It’s been a while since we’ve done zero and I figured since we’ve just had a month of words, why not a number?
One is an ancient number, perhaps the oldest recorded one. A bone found in the Congo from twenty thousand years ago has notches that indicate counting by ones. One itself has had some interesting forms over the centuries. The Greeks actually used α'. Seriously, an alpha with a quote mark. It was also a curvy Arabic line, the Roman Numeral I, a single dot for the Mayans, a — in Chinese, and a kind of squished N in Hebrew. Most of those make sense as they’re just single lines or dots, and apparently Greek numbers used to be just the letters of their alphabet with a quote mark at the end (their 2 for example is β').
The 1 that we use however is first recorded India in the fourth century CE, but had actually been in use for quite a while before that. It moved through the Arabic world, which changed and modified all of the Indian number symbols. One was a — in ancient India, but a 1 in Arabic, and believe me, it’s the least changed. You’ll see when we eventually get to the other numbers. Anyway, from there the numeral system spread across northern Africa, entering Europe by way of Spain.

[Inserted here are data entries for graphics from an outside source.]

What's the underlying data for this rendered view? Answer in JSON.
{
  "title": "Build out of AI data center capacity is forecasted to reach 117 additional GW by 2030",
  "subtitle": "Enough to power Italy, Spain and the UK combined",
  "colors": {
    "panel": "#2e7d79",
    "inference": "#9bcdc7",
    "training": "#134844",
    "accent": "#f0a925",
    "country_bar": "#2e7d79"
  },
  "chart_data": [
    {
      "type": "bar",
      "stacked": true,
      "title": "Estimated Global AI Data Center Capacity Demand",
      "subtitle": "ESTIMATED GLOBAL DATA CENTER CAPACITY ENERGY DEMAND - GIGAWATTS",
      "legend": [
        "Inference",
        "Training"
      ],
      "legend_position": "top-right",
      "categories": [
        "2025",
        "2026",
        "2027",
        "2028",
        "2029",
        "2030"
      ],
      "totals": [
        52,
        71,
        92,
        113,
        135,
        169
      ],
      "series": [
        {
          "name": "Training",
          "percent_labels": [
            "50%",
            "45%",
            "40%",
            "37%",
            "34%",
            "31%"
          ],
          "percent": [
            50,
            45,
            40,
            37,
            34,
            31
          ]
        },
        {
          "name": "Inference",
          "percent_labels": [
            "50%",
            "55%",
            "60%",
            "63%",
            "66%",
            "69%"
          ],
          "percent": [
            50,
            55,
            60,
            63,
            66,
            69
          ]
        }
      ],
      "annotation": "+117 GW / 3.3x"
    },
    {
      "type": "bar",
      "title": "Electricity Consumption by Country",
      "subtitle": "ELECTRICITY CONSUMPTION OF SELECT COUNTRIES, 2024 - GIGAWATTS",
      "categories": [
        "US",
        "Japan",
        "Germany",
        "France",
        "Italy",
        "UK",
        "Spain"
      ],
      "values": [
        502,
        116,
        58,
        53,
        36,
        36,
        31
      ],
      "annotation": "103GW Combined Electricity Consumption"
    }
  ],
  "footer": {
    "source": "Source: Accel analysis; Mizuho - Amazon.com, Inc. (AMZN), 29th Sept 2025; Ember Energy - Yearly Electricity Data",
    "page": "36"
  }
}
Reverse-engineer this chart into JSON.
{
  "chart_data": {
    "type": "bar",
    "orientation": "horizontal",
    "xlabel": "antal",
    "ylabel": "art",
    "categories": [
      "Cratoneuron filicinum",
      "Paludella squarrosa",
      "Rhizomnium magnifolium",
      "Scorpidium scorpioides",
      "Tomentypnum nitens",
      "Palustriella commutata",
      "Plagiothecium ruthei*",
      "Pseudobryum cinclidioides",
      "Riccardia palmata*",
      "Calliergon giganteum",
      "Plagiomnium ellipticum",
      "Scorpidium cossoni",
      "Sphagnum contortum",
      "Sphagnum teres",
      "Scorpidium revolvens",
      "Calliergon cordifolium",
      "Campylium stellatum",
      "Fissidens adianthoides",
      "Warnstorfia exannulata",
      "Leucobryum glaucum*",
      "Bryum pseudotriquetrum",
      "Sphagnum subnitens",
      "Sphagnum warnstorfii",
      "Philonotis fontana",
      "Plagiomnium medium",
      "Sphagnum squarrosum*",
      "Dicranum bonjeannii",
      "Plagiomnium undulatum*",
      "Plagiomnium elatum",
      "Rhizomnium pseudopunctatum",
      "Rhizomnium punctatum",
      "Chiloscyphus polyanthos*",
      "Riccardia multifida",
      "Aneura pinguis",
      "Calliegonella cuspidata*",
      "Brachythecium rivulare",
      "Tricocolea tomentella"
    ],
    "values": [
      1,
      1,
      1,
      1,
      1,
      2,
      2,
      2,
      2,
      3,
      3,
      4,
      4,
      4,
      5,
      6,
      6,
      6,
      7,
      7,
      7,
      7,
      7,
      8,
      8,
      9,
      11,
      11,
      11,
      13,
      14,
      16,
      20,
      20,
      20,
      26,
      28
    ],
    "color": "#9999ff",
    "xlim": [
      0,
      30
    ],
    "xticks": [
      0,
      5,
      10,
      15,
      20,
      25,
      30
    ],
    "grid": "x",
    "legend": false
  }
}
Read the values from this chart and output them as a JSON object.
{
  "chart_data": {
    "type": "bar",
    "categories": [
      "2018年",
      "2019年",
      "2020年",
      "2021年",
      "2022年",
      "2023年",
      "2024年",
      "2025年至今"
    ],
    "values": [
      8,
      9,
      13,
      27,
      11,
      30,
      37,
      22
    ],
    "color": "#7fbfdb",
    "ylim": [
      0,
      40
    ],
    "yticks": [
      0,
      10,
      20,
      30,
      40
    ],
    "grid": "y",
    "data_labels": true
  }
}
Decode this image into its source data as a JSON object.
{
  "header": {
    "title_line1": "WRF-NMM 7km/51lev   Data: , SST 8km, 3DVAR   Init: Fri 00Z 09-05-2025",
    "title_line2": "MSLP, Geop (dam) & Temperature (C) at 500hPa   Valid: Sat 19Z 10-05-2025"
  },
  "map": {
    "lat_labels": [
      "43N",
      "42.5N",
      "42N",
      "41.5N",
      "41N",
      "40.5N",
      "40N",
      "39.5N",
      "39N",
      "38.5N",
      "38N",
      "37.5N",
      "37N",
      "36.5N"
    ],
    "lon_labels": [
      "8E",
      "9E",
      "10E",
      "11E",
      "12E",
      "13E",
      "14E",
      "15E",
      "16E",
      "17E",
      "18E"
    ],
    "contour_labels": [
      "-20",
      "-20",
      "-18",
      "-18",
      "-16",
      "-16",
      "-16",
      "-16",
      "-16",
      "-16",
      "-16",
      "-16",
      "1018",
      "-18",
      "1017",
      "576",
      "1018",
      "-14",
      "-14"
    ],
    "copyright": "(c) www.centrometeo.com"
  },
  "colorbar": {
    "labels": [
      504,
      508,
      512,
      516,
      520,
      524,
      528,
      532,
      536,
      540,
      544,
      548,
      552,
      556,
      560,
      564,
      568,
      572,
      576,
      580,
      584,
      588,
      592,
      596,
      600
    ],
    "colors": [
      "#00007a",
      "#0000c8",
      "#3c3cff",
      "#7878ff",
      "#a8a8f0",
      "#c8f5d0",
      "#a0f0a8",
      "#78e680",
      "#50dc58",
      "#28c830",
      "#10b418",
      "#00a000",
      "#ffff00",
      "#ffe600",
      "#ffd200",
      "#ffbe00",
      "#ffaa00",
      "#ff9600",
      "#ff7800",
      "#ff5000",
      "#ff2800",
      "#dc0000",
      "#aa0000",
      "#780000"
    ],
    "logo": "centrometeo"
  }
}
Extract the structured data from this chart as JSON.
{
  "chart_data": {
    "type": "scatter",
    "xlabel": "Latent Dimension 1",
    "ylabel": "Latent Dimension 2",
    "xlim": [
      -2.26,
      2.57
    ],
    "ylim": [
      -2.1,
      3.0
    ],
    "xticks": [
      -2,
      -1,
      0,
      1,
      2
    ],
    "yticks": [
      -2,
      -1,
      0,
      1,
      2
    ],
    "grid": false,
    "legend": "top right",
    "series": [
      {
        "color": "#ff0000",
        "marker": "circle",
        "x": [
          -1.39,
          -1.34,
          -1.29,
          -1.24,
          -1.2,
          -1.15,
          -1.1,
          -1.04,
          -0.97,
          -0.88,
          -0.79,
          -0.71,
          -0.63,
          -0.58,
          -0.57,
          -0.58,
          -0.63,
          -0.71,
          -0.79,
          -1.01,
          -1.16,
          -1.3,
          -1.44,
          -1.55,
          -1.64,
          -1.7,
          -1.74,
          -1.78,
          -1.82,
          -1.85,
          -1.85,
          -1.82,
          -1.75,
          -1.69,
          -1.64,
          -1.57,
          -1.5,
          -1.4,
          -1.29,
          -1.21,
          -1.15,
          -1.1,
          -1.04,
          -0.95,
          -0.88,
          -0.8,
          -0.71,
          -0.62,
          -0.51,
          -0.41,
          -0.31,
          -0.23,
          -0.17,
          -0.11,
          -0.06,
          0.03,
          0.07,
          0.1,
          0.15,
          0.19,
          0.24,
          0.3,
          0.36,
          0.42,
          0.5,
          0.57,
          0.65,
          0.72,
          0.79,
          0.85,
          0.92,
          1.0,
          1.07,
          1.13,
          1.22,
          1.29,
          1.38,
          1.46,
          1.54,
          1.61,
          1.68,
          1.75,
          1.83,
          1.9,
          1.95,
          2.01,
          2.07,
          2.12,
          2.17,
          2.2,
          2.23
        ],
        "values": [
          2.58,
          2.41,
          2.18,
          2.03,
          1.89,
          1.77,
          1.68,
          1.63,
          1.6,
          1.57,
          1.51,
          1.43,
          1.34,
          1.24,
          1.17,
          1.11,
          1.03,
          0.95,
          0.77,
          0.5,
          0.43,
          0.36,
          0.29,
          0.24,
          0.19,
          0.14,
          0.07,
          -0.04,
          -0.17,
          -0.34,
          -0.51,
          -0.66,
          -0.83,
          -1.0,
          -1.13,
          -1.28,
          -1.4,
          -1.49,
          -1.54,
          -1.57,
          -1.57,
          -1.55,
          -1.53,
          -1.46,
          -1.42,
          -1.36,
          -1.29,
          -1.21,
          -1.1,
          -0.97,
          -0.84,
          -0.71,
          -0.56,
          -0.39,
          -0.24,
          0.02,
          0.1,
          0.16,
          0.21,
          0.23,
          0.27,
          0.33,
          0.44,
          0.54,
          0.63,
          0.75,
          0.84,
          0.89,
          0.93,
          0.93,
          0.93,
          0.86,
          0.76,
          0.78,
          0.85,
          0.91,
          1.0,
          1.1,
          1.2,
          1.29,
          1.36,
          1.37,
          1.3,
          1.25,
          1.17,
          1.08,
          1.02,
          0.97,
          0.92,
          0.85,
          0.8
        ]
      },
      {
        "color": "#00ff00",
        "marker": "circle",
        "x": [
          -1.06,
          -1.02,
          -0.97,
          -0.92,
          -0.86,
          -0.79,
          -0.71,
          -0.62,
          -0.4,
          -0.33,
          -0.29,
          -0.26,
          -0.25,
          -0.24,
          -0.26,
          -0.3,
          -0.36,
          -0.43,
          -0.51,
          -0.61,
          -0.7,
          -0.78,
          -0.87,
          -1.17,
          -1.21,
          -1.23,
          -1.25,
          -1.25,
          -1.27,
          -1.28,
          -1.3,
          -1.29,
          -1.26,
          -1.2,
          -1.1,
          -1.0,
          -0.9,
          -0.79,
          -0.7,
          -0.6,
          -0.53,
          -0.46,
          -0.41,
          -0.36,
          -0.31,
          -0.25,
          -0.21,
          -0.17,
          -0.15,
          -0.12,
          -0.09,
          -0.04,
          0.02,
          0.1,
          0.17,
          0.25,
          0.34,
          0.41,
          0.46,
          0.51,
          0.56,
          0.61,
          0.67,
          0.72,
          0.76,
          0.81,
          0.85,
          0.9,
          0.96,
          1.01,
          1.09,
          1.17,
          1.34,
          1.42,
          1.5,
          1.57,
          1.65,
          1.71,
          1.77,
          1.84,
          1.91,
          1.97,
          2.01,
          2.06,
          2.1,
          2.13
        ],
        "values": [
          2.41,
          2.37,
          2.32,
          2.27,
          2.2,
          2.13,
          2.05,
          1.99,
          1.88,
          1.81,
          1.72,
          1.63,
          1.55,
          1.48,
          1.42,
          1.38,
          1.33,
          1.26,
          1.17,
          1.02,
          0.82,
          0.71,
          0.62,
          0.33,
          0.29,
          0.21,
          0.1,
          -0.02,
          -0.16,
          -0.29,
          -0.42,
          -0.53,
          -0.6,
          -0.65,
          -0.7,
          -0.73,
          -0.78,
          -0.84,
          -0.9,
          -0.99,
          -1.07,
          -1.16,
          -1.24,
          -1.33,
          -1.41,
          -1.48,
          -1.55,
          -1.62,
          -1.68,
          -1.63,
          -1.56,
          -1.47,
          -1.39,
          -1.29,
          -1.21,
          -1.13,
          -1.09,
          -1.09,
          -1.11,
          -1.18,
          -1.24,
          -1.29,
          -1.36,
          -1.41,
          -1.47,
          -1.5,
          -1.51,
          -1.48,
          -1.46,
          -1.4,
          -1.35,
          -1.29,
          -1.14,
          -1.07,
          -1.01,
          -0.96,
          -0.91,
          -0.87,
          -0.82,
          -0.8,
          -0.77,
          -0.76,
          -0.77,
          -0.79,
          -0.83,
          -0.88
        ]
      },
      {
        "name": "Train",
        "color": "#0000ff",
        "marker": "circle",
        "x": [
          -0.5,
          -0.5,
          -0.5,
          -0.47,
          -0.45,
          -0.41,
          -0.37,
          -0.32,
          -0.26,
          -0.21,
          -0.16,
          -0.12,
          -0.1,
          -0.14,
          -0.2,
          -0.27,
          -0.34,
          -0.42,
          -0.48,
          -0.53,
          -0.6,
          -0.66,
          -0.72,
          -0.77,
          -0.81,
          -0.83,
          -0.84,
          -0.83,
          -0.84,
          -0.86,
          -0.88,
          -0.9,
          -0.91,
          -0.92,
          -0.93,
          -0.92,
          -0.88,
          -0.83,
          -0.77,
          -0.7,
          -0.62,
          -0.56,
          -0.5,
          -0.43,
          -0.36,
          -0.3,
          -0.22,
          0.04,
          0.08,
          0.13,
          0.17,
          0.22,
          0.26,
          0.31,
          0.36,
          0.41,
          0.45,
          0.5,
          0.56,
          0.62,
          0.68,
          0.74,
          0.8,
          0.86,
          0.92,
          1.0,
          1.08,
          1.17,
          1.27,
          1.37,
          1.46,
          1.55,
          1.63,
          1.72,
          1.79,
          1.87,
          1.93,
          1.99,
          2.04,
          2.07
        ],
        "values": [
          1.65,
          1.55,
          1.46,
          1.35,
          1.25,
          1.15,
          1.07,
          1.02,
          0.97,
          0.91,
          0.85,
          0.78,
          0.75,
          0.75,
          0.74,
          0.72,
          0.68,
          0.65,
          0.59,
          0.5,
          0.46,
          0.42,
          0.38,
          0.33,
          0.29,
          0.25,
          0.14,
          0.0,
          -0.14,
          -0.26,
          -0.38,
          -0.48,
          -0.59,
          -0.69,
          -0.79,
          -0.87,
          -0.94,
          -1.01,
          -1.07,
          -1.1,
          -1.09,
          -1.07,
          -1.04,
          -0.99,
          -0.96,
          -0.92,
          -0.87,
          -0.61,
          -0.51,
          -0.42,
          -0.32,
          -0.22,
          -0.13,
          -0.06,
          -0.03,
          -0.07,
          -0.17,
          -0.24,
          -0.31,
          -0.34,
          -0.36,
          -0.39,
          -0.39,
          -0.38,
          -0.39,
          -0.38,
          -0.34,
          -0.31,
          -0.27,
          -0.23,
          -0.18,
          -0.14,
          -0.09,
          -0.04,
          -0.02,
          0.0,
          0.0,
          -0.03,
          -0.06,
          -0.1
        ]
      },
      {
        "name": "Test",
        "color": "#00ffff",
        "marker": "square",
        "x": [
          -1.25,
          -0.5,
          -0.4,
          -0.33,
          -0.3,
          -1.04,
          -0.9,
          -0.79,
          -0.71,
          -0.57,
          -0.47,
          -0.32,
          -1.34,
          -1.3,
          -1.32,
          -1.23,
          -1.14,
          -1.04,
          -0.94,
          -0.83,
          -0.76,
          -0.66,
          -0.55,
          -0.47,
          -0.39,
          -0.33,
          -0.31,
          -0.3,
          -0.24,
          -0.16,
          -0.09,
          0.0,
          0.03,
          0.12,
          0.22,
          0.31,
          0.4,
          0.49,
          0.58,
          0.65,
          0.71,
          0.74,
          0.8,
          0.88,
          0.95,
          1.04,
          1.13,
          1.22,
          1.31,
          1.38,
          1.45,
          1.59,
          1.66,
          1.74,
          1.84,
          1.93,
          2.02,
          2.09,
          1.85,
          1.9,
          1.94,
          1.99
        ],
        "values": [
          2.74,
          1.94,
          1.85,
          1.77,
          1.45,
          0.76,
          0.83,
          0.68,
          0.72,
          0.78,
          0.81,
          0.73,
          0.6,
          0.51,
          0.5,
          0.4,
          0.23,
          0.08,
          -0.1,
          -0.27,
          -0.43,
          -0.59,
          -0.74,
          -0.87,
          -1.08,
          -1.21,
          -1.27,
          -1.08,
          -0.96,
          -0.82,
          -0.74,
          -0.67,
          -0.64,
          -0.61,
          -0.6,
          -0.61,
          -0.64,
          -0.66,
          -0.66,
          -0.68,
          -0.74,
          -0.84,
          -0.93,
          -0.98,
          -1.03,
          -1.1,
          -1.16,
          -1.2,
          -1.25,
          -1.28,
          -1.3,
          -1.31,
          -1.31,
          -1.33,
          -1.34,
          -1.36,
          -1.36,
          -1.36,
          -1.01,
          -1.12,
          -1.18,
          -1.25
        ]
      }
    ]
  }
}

Now for the word. One showed up in the early thirteenth century from the Old English an, one or single, and is also the origin for an. And a for that matter. The article, not the letter (yes, they’re really separate things). Seriously. Anyway! Before Old English, it was the Proto Germanic ainaz and earlier, the Proto Indo European oi-no-, one or unique. So because one is single, it is one. Okay. Sure.